"Es muss sich etwas in den Köpfen verändern"

EKD-Ratsvorsitzender, Präses Manfred Kock, zum Auftakt der Internationalen "Dekade zur Überwindung von Gewalt" des Ökumenischen Rates der Kirchen in Berlin

04. Februar 2001

Rings um den Erdball wächst die Sorge über die zunehmende Gewalt. Nachrichten über kriegerische Konflikte, Fremdenfeindlichkeit, Gewalt gegen Frauen und Kinder, Brutalität in Video und Fernsehen halten uns in Atem. Die Evangelische Kirche in Deutschland (EKD) ist dankbar, dass der Ökumenische Rat der Kirchen durch die Ausrufung der weltweiten "Dekade zur Überwindung von Gewalt" die Dringlichkeit dieser Aufgabe in den Mittelpunkt seiner Arbeit rückt. Ich begrüße es deshalb ausdrücklich, dass der Zentralausschuss des ÖRK die weltweite Dekade am kommenden Sonntag, 4. Februar, in Berlin eröffnen wird. Die Stadt ist für diesen Anlass ein ausgezeichneter Ort. Berlin war mit seiner nun auf friedliche Weise niedergerissenen Trennmauer ein Symbol für eine Welt, die jahrzehntelang in der Gewalt des Kalten Krieges erstarrt schien. Die gewaltsame Trennung Deutschlands wurde gewaltlos überwinden.

Doch bleibt Gewalt in Deutschland eine zentrale Herausforderung auch für die Kirchen. Bei der Suche nach Möglichkeiten gewaltfreier Konfliktvorbeugung und -lösung sehe ich für die nächsten Jahre in drei Bereichen eine besondere Verantwortung:

  • Gewalt in unseren Häusern und Familien: Noch immer halten zwei Drittel aller Eltern körperliche Strafen für ein legitimes Mittel der Erziehung. Gewalt gegen Frauen und der sexuelle Missbrauch von Kindern gehören zu den Schattenseiten unserer Gesellschaft.

  • Rassistisch und antisemitisch motivierte Gewalt: Deutschland war in den zurückliegenden Monaten leider Schauplatz von zahlreichen Gewaltakten gegen Menschen anderer Hautfarbe oder von Attacken gegen jüdische Gotteshäuser. Trotz zahlreicher von den Kirchen mit getragener Initiativen konnten wir dieses Problem noch immer nicht mit spürbarem Erfolg bekämpfen.

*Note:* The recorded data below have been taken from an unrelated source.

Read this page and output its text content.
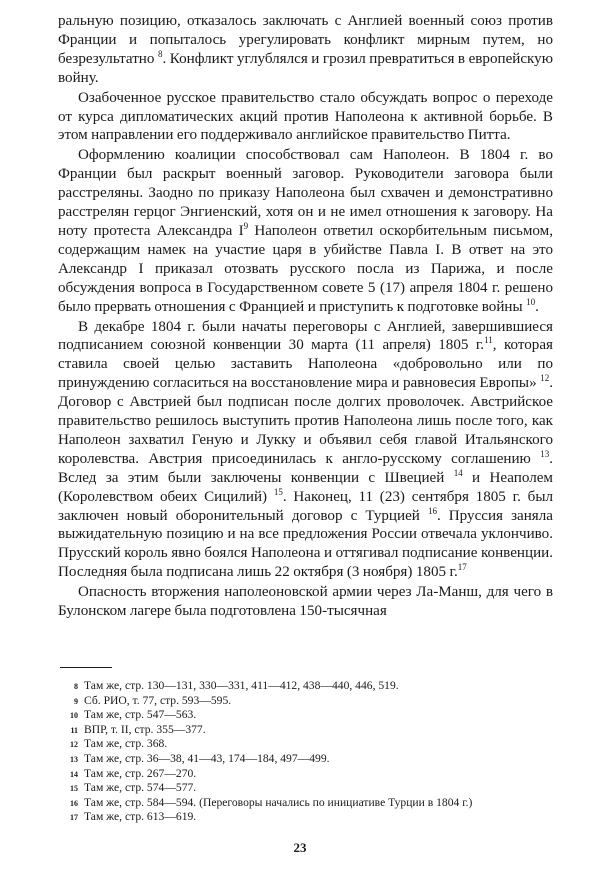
ральную позицию, отказалось заключать с Англией военный союз против Франции и попыталось урегулировать конфликт мирным путем, но безрезультатно $^8$. Конфликт углублялся и грозил превратиться в европейскую войну.

Озабоченное русское правительство стало обсуждать вопрос о переходе от курса дипломатических акций против Наполеона к активной борьбе. В этом направлении его поддерживало английское правительство Питта.

Оформлению коалиции способствовал сам Наполеон. В 1804 г. во Франции был раскрыт военный заговор. Руководители заговора были расстреляны. Заодно по приказу Наполеона был схвачен и демонстративно расстрелян герцог Энгиенский, хотя он и не имел отношения к заговору. На ноту протеста Александра $I^9$ Наполеон ответил оскорбительным письмом, содержащим намек на участие царя в убийстве Павла I. В ответ на это Александр I приказал отозвать русского посла из Парижа, и после обсуждения вопроса в Государственном совете 5 (17) апреля 1804 г. решено было прервать отношения с Францией и приступить к подготовке войны $^{10}$.

В декабре 1804 г. были начаты переговоры с Англией, завершившиеся подписанием союзной конвенции 30 марта (11 апреля) 1805 г.$^{11}$, которая ставила своей целью заставить Наполеона «добровольно или по принуждению согласиться на восстановление мира и равновесия Европы» $^{12}$. Договор с Австрией был подписан после долгих проволочек. Австрийское правительство решилось выступить против Наполеона лишь после того, как Наполеон захватил Геную и Лукку и объявил себя главой Итальянского королевства. Австрия присоединилась к англо-русскому соглашению $^{13}$. Вслед за этим были заключены конвенции с Швецией $^{14}$ и Неаполем (Королевством обеих Сицилий) $^{15}$. Наконец, 11 (23) сентября 1805 г. был заключен новый оборонительный договор с Турцией $^{16}$. Пруссия заняла выжидательную позицию и на все предложения России отвечала уклончиво. Прусский король явно боялся Наполеона и оттягивал подписание конвенции. Последняя была подписана лишь 22 октября (3 ноября) 1805 г.$^{17}$

Опасность вторжения наполеоновской армии через Ла-Манш, для чего в Булонском лагере была подготовлена 150-тысячная

8 Там же, стр. 130—131, 330—331, 411—412, 438—440, 446, 519.
9 Сб. РИО, т. 77, стр. 593—595.
10 Там же, стр. 547—563.
11 ВПР, т. II, стр. 355—377.
12 Там же, стр. 368.
13 Там же, стр. 36—38, 41—43, 174—184, 497—499.
14 Там же, стр. 267—270.
15 Там же, стр. 574—577.
16 Там же, стр. 584—594. (Переговоры начались по инициативе Турции в 1804 г.)
17 Там же, стр. 613—619.
23
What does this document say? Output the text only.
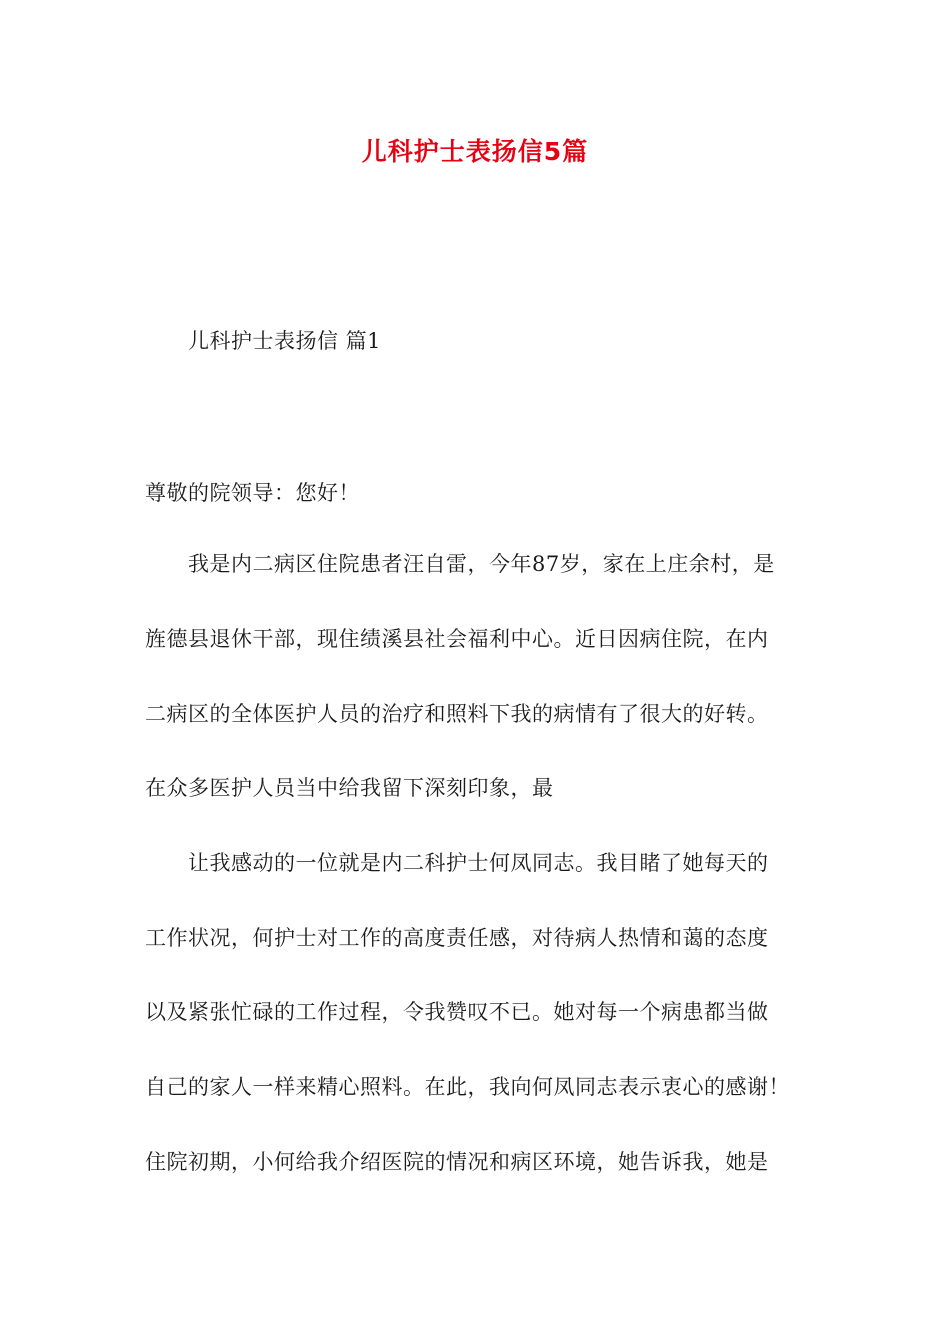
儿科护士表扬信5篇
儿科护士表扬信 篇1
尊敬的院领导：您好！
我是内二病区住院患者汪自雷，今年87岁，家在上庄余村，是
旌德县退休干部，现住绩溪县社会福利中心。近日因病住院，在内
二病区的全体医护人员的治疗和照料下我的病情有了很大的好转。
在众多医护人员当中给我留下深刻印象，最
让我感动的一位就是内二科护士何凤同志。我目睹了她每天的
工作状况，何护士对工作的高度责任感，对待病人热情和蔼的态度
以及紧张忙碌的工作过程，令我赞叹不已。她对每一个病患都当做
自己的家人一样来精心照料。在此，我向何凤同志表示衷心的感谢！
住院初期，小何给我介绍医院的情况和病区环境，她告诉我，她是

  • Gewalt zwischen den Völkern: Die Bilder vom Kosovo-Krieg sind uns noch gegenwärtig, die Eskalation der Gewalt in Israel und den palästinensischen Autonomiegebieten hat bis an den Rand eines Krieges geführt. In diesen wie in anderen Konflikten, zum Beispiel in Indonesien, wird immer wieder auch versucht, Religion für andere Interessen zu instrumentalisieren. Dagegen müssen sich Christen und Gläubige aus anderen Religionen gemeinsam wehren.
Dies alles macht deutlich: Es muss mehr geschehen, es muss sich etwas in den Köpfen verändern. Wir brauchen eine Kultur der Gewaltfreiheit. Sie muss eingeübt werden, zuhause im Wohnzimmer, auf dem Schulhof, in Stadt und Land ebenso wie in der internationalen Politik. Der Ökumenische Rat der Kirchen erinnert uns mit der Ausrufung der Dekade an diese Aufgabe. Sie ist nicht leicht und wir werden sie einem Jahrzehnt nicht abschließen können. Doch die Zustimmung, die EKD und Gliedkirchen dabei nicht nur aus den eigenen Reihen, sondern aus breiten Kreisen der deutschen Gesellschaft erhalten, ist ermutigend. Wer sich für die Überwindung von Gewalt einsetzt, ist kein weltfremder Träumer. Wir wollen uns an die Arbeit machen an der "Dekade zur Überwindung von Gewalt", dem großen Projekt der weltweiten Christenheit, gemeinsam mit allen Menschen guten Willens.